Serra define objetivos e vai buscá-los. O Serra não é um político no sentido tradicional, de ceder aqui, ceder acolá. E o Brasil, neste momento, precisa de gente que não tenha esse estilo tradicional para poder colocar as coisas no trilho.

Como o senhor analisa a comparação exaustivamente apresentada na propaganda petista entre Lula e FHC?
A comparação é equivocada. Eu acho até fantástico que oito anos depois eles só falem de FHC. Não se livram dessa pedra no caminho, porque é uma pedra no caminho, não é? Não tem outro jeito porque as mudanças foram feitas por mim. Isso é um problema lá dentro da alma deles, que precisam se apropriar de tudo. E não conseguem, porque não tem jeito, não dá para mentir o tempo todo.

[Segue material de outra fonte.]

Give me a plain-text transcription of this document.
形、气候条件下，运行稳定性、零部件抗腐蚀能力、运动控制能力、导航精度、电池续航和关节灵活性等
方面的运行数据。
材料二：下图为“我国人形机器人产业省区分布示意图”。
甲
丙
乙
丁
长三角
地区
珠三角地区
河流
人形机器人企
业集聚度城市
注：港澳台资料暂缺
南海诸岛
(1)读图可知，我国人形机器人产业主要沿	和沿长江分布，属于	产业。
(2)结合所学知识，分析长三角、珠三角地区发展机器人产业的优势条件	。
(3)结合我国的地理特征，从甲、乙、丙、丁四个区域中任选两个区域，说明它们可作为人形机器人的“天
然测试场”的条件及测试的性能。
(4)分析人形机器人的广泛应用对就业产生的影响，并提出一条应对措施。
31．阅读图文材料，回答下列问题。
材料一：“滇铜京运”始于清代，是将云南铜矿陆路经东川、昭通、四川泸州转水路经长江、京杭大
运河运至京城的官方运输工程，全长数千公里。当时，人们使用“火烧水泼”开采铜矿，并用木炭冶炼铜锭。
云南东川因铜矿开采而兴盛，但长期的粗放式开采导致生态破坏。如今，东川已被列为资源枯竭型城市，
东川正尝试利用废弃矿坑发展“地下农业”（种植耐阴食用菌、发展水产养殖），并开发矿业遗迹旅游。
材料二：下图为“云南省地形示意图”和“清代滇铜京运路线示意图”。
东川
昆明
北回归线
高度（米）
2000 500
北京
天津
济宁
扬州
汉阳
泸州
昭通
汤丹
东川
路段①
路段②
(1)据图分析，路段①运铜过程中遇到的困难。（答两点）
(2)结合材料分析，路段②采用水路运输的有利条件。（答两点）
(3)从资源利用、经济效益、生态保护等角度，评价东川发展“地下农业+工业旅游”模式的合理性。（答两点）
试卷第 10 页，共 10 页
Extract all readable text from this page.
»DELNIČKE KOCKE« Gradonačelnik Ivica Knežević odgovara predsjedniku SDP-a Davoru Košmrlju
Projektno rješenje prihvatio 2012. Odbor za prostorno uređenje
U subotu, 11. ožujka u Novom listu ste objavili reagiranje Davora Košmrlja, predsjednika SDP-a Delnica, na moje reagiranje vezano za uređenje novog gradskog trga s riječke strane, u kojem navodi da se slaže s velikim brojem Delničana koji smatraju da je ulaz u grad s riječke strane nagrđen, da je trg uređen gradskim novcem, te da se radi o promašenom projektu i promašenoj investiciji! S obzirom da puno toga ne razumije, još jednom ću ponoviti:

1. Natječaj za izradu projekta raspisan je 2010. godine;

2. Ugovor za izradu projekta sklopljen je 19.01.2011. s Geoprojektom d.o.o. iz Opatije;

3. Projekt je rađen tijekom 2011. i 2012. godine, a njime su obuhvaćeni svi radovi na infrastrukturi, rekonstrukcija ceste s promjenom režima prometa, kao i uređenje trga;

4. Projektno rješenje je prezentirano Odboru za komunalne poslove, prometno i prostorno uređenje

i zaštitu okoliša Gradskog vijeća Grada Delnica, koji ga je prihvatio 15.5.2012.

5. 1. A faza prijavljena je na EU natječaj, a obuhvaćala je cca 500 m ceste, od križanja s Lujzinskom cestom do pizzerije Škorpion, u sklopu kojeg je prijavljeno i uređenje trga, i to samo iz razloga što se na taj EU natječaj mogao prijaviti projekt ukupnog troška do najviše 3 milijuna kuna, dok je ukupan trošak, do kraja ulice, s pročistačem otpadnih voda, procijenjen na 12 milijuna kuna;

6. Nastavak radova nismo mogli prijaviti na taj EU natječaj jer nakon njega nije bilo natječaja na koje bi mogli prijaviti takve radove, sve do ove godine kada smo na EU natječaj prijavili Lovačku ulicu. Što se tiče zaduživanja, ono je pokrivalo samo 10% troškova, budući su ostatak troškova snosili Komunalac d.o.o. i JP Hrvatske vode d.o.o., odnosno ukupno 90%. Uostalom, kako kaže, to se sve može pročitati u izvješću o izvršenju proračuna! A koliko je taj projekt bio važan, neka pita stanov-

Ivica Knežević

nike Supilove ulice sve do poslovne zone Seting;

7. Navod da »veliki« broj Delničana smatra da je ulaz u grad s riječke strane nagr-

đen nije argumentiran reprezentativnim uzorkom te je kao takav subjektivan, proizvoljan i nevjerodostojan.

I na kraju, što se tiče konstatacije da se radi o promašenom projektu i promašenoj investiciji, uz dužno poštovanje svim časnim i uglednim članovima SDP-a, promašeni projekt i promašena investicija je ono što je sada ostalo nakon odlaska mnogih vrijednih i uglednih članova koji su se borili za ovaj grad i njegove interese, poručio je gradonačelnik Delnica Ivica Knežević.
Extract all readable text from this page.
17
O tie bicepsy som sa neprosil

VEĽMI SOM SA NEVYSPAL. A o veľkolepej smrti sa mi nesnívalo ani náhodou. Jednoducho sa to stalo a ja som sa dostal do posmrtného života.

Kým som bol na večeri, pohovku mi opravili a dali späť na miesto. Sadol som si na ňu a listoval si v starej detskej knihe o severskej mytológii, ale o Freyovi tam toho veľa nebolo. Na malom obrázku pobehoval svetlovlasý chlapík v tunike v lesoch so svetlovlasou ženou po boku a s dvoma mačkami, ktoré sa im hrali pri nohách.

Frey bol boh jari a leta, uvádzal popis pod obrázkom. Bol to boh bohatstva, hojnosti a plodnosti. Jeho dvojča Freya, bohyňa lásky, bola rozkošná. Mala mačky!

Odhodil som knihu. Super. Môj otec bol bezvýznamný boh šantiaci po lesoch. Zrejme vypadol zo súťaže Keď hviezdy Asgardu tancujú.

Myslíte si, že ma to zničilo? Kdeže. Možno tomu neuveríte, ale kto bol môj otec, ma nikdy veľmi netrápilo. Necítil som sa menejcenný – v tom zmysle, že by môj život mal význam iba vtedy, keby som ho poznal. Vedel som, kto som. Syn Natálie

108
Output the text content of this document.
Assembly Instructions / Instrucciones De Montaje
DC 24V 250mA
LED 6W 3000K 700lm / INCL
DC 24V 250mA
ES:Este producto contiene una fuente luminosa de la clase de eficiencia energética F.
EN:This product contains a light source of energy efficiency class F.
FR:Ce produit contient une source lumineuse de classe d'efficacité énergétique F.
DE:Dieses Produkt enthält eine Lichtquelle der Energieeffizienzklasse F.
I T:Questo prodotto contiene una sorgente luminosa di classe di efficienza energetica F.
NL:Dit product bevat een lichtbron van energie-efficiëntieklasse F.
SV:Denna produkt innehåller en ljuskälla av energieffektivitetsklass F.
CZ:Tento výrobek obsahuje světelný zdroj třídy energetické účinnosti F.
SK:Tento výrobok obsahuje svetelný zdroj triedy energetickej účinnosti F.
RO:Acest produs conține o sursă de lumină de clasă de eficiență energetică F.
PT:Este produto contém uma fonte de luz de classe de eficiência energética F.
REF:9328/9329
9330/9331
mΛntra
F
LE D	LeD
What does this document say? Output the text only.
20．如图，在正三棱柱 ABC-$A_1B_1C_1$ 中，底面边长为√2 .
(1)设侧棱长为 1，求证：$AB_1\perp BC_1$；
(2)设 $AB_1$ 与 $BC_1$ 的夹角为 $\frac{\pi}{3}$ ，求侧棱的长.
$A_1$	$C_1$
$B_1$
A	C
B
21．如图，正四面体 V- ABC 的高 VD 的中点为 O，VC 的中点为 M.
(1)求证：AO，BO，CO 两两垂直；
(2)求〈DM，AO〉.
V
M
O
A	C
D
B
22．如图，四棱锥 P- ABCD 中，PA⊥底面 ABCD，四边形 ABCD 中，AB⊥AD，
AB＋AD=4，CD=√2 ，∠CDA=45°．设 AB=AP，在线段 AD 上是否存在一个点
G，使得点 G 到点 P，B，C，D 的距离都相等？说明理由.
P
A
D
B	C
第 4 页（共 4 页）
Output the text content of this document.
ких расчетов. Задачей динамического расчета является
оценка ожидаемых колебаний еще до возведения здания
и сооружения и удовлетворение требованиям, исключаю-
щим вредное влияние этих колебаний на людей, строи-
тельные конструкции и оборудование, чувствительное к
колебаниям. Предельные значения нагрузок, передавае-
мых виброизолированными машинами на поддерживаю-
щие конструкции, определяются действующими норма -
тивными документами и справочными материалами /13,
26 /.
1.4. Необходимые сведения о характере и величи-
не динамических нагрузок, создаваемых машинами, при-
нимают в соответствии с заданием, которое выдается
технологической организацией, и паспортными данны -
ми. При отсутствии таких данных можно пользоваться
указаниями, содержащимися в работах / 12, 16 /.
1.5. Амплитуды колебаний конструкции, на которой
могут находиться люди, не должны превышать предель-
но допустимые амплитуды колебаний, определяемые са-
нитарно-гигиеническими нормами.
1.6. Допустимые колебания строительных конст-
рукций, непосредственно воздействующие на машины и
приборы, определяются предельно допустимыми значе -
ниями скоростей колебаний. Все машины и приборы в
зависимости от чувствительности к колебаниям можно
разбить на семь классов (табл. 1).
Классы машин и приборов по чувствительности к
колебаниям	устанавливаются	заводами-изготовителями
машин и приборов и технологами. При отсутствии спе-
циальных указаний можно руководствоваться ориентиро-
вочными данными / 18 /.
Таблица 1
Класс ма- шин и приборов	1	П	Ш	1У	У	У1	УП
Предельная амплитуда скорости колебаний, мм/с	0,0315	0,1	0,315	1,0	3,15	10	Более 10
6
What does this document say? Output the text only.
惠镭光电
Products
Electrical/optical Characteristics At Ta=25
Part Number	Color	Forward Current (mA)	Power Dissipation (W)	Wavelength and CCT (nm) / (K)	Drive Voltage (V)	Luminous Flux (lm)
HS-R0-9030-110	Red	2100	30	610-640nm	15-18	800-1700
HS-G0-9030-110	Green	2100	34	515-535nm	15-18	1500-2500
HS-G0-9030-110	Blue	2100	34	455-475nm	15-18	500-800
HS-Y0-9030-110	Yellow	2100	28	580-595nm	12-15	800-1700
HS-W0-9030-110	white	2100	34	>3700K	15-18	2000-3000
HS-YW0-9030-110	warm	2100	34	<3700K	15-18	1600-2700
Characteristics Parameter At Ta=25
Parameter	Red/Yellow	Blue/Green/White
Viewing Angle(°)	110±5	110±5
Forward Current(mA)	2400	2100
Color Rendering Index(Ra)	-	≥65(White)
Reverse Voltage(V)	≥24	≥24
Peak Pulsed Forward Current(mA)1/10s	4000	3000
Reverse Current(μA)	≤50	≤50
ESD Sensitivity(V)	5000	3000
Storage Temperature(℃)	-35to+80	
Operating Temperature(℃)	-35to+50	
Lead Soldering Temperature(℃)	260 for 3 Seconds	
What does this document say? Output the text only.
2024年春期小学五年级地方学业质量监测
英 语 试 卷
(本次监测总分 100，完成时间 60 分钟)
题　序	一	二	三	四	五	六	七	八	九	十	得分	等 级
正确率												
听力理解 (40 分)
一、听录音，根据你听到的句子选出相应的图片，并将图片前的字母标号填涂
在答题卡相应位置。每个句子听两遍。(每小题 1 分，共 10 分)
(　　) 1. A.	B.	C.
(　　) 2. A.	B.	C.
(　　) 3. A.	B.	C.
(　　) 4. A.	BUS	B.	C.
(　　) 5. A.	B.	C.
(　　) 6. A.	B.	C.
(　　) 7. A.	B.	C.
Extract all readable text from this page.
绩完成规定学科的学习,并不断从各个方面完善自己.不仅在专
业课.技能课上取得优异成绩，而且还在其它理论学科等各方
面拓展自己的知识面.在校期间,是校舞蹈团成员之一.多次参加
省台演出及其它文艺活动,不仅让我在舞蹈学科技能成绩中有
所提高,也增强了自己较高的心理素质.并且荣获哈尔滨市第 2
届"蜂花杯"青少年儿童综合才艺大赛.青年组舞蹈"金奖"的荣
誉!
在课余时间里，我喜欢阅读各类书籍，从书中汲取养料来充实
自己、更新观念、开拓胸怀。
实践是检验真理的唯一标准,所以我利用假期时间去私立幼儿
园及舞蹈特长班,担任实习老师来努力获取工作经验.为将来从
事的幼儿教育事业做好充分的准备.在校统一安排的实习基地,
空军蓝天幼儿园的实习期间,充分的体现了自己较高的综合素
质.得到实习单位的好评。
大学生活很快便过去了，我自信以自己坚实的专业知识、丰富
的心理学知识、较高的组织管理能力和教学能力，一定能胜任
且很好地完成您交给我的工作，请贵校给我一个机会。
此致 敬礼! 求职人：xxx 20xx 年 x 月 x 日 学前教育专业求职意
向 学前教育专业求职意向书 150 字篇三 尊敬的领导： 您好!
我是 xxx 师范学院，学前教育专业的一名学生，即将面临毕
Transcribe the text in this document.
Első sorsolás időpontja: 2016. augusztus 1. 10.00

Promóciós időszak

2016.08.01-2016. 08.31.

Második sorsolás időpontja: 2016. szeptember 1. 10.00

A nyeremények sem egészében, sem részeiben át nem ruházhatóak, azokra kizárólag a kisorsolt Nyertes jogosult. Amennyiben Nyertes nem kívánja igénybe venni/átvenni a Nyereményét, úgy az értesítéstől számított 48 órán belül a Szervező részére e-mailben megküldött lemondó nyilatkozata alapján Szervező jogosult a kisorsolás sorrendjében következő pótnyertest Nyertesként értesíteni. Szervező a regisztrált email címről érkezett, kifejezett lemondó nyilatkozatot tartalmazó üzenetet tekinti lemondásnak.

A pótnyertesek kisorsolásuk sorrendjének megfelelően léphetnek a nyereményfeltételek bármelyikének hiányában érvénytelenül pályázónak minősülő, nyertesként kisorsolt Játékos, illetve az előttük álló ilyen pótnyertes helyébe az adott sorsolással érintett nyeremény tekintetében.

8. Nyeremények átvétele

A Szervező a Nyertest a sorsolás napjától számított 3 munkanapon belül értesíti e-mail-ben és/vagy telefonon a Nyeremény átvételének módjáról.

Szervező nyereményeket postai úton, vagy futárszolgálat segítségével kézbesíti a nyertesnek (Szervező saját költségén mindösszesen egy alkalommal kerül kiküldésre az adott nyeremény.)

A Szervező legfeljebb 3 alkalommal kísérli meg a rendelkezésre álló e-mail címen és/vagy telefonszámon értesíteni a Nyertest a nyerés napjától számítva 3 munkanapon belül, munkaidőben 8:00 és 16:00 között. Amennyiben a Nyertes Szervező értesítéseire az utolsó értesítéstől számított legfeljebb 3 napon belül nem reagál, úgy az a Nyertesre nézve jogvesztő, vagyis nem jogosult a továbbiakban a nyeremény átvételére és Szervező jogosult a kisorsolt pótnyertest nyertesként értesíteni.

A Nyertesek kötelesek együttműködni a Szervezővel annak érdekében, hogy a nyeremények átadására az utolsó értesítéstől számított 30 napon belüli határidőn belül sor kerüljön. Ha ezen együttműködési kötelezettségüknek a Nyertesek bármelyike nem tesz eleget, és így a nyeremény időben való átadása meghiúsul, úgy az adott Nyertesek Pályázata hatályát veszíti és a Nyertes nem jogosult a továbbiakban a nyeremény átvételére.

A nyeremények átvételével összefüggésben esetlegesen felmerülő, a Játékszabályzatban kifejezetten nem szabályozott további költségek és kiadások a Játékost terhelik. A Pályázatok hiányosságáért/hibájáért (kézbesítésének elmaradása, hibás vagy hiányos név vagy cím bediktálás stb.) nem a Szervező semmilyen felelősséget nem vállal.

Lula saiu em defesa de sua candidata, enquanto a ausência do senhor no programa tucano foi percebida. O que ocorreu?Pergunte ao Serra e à campanha do Serra.

Mas não foi criado, em julho passado, um núcleo político para a campanha, tendo o senhor como membro?

Esse núcleo nunca existiu. Eu só vi no jornal. Nunca houve reunião desse grupo. A campanha é orientada pelo Serra e pelo pessoal do Serra.

Na campanha para prefeito de São Paulo, em 1985, o senhor foi interpelado pelo apresentador Boris Casoy, durante um debate, sobre crer ou não em Deus. E acabou perdendo para Jânio...
Exato. E eu disse a ele que ele não deveria fazer essa pergunta. Falei que a pergunta deveria ser se eu respeitava as religiões, se, como prefeito, respeitaria a liberdade religiosa. A crença é uma questão pessoal que deve ser preservada numa democracia.

Já reviu a decisão de não cumprir mais mandatos políticos?
Não, continuo firme em não querer mais me envolver em política eleitoral. A vida intelectual para mim sempre foi muito forte.

É verdade que o senhor está fazendo um filme sobre a descriminalização da maconha?
Não sobre a descriminalização, mas sobre o problema das drogas em si. O tema do vídeo, do qual sou um dos participantes, é a chamada guerra contra as drogas, que está fracassando no mundo inteiro. Então, a ideia do filme não é apontar uma proposta, mas mostrar diferentes pontos de vista, diferentes experiências no mundo. Uma das mais importantes, sem dúvida, é a de Portugal, onde descriminalizaram todas as drogas. Ou seja, não é legalizar, e sim não mandar para a cadeia. Além disso, lá eles montaram uma rede de assistência aos dependentes. Creio que o caminho seja por aí, não pela repressão.

O senhor já tinha essa opinião quando presidente, mas não podia expressá-la?
Não, eu acreditava, quando estava no governo, que o caminho era erradicar. Fizemos, inclusive, erradicação de plantação de maconha em Pernambuco. O que não adiantou nada. Porque plantavam de novo em outro lugar.